Schulleiter Christoph Müller, Ursula Schwoerer und Matthias Spanrad nahmen für das MGF am internationalen Symposium in Zug teil.
Schulleiter Christoph Müller, Ursula Schwoerer und Matthias Spanrad nahmen für das MGF am internationalen Symposium in Zug teil.

Schulleiter Christoph Müller und zwei Mitglieder der Erweiterten Schulleitung nahmen am internationalem Bildungs- und Schulleitungssymposium in Zug in der Schweiz teil.

Die Digitalisierung von Lehr- und Lernprozessen, aber auch allgemein die Zukunft des Schulwesens sind zentrale Themen unserer aktuellen Bildungslandschaft. Um sich über aktuelle Tendenzen in diesen Bereichen zu informieren, verbrachten Schulleiter Christoph Müller und zwei Mitglieder der Erweiterten Schulleitung am Maristen-Gymnasium, Ursula Schwoerer und Matthias Spanrad, in der letzten Ferienwoche drei Tage in Zug in der Schweiz. Alle drei nahmen am Internationalen Bildungs- und Schulleitungssymposium der Pädagogischen Hochschule Zug teil, das in diesem Jahr unter dem Motto „Bildung 5.0? Zukunft des Lernens – Zukunft der Schule“ stand.

Während sich die Welt immer rasanter wandelt, muss sich die Bildungslandschaft verstärkt den Vorwurf gefallen lassen, mit dieser Entwicklung nicht schritthalten zu können.

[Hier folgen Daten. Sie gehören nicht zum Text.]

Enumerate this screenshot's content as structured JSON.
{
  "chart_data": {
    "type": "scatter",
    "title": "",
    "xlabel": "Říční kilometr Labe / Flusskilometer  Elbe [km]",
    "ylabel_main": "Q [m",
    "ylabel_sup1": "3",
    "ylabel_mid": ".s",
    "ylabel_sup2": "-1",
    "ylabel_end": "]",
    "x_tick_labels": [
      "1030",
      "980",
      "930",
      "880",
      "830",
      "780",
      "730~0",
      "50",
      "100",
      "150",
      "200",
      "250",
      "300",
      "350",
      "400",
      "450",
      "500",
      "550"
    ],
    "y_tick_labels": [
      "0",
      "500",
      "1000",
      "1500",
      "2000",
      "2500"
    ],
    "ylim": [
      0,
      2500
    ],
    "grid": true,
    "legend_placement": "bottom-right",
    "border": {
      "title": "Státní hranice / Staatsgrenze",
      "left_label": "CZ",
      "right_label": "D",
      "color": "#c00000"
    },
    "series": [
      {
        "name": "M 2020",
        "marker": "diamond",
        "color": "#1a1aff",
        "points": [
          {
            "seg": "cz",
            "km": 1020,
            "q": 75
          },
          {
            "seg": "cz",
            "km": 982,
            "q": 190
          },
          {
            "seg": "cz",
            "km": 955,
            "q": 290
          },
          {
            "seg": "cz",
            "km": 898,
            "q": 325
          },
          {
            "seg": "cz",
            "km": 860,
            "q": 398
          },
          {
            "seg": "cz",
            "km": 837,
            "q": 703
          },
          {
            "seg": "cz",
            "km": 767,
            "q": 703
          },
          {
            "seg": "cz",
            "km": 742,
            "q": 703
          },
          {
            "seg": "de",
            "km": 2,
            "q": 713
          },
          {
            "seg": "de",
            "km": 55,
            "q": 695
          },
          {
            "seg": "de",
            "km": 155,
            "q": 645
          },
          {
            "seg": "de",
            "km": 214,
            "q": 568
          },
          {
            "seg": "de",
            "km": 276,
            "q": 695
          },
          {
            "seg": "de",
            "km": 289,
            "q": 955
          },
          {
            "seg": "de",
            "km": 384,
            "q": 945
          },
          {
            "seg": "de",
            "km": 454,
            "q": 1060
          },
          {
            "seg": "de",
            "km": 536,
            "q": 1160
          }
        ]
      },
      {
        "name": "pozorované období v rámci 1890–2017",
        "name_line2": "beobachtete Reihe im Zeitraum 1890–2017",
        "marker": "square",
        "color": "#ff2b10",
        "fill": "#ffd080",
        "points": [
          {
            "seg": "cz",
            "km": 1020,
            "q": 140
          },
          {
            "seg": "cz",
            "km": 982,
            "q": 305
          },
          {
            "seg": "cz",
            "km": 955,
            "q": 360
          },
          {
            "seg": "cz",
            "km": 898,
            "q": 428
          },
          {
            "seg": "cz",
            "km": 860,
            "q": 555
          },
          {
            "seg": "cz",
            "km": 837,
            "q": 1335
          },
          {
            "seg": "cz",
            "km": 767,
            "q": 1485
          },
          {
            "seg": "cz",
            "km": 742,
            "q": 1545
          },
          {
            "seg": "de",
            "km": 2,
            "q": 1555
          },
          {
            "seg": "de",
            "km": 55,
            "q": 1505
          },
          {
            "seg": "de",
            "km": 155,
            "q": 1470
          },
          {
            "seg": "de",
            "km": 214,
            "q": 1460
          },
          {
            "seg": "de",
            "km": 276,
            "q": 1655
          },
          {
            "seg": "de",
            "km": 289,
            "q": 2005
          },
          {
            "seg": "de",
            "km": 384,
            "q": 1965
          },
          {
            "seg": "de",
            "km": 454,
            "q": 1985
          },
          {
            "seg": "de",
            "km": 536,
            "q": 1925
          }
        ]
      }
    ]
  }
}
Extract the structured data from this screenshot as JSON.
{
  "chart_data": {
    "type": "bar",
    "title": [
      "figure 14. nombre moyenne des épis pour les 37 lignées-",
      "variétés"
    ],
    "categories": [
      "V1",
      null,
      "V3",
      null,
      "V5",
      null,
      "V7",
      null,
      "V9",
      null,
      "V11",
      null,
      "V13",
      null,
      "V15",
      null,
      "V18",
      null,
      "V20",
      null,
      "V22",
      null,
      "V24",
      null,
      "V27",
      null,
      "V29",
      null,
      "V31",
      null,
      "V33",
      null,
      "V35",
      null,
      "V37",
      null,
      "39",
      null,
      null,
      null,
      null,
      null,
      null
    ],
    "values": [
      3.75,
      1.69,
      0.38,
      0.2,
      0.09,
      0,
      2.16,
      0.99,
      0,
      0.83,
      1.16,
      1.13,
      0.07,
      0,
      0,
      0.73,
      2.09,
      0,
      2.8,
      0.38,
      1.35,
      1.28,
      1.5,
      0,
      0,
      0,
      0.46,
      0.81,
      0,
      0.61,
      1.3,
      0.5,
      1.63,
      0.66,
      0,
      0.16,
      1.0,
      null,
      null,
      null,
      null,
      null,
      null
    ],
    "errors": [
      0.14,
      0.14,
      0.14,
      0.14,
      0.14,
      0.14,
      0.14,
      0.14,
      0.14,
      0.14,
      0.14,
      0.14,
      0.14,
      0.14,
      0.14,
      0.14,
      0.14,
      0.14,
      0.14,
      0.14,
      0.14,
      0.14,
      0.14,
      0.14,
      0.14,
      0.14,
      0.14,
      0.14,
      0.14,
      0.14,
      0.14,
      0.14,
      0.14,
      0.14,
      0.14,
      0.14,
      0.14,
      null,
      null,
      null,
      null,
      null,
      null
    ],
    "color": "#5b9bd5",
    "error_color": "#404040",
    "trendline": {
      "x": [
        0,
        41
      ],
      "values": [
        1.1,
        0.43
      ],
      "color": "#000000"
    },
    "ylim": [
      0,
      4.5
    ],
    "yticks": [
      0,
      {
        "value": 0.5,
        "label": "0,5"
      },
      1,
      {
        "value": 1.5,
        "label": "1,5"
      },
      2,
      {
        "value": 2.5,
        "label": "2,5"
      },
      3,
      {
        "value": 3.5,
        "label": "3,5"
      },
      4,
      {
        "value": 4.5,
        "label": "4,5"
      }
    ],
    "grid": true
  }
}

Nicht selten stellt sich überdies die Frage, wie die Lehr- und Lernlandschaft gestaltet werden kann, um den Kindern und Jugendlichen gerecht zu werden, die nach Abschluss ihres Schullebens in die digitale Welt entlassen werden. Ein gutes Forum für die zahlreichen Fragen nach der Zukunft von Schule und Bildung bietet dabei das internationale Bildungs- und Schulleitungssymposium in Zug (Schweiz), das alle zwei Jahre vom Institut für Bildungsmanagement und Bildungsökonomie (IBB) der Pädagogischen Hochschule Zug unter der Leitung von Professor Dr. Stephan Huber, einem renommierten Wissenschaftler und Leiter des IBB, veranstaltet wird. Für die MGF-Verantwortlichen stellte das Symposium eine hervorragende Möglichkeit dar, nicht nur auf dem Laufenden zu bleiben in aktuellen Bildungsfragen, „auch können wir hier sehr gut unsere eigene Arbeit am MGF und die Herausforderungen und Fragestellungen, die sich uns stellen, evaluieren“, berichtet Schulleiter Christoph Müller in Zug. Eine große Anzahl von Experten von internationalem Renommee hielten in Zug Vorträge, luden aber auch ein zu Workshops und zum Austausch. „Auch in diesem Jahr konnten wir uns wieder Anregungen holen, wie wir unsere Arbeit in Furth verbessern können, do dass die uns anvertrauten Kinder und Jugendlichen die bestmögliche Bildung und Erziehung erwerben“, ergänzt Müller. „Auch lassen sich hier in Zug hervorragend neue Kontakte knüpfen. Wir schauen dabei bewusst über den Tellerrand Bayerns und Deutschlands hinaus. Bildung kennt in unserer Zeit keine Grenzen – es ist interessant und gewinnbringend, das, was wir in Furth und in Bayern machen, in Bezug zu setzen zu dem, was in Schweden, den USA, Hong Kong oder Australien (Stichwort Hattie-Studie) geforscht, gedacht und an den Schulen umgesetzt wird. Müller: „Ich danke in diesem Zusammenhang ausdrücklich der Schulstiftung der Diözese Regensburg – und zwar dafür, dass die Verantwortlichen im Bistum zusammen mit dem Landkreis Landshut am MGF Rahmenbedingungen schaffen, die es uns ermöglichen, auf diesem Niveau arbeiten zu dürfen.“

Wertvoll waren für die Teilnehmer aus Furth insbesondere die zahlreichen Vorträge von Bildungsexperten aus aller Welt. Etwa von Organisator Professor Stephan Huber selbst: Huber stellte in seiner Begrüßung im Casino-Theater Zug heraus, dass der Wohlstand einer Gesellschaft in hohem Maße vom Bildungsstand abhängig sei. „Deshalb“, so der Professor, „ist es so wichtig, dass wir möglichst viel in Bildung investieren.“ Und auch vor der Digitalisierung dürfe man sich nicht verschließen, warnte Huber weiter. „Jedoch fehlen oft Konzepte zur richtigen Nutzung.“ Sowieso sei es der Umgang mit der Digitalisierung, der hinterfragt werden müsse, so Professor Huber. War es lange – Schlagwort Digitalisierung 4.0 – wichtig, den Umgang mit den Medien an Kinder und Jugendliche weiterzugeben, müsse die Entwicklung nun weitergehen, quasi als Digitalisierung bzw. Bildung 5.0. „Immer wichtiger wird hier die Haltungsfrage, es müssen Werte für den Umgang mit Medien entwickelt werden“, warnte Professor Stephan Huber in Zug.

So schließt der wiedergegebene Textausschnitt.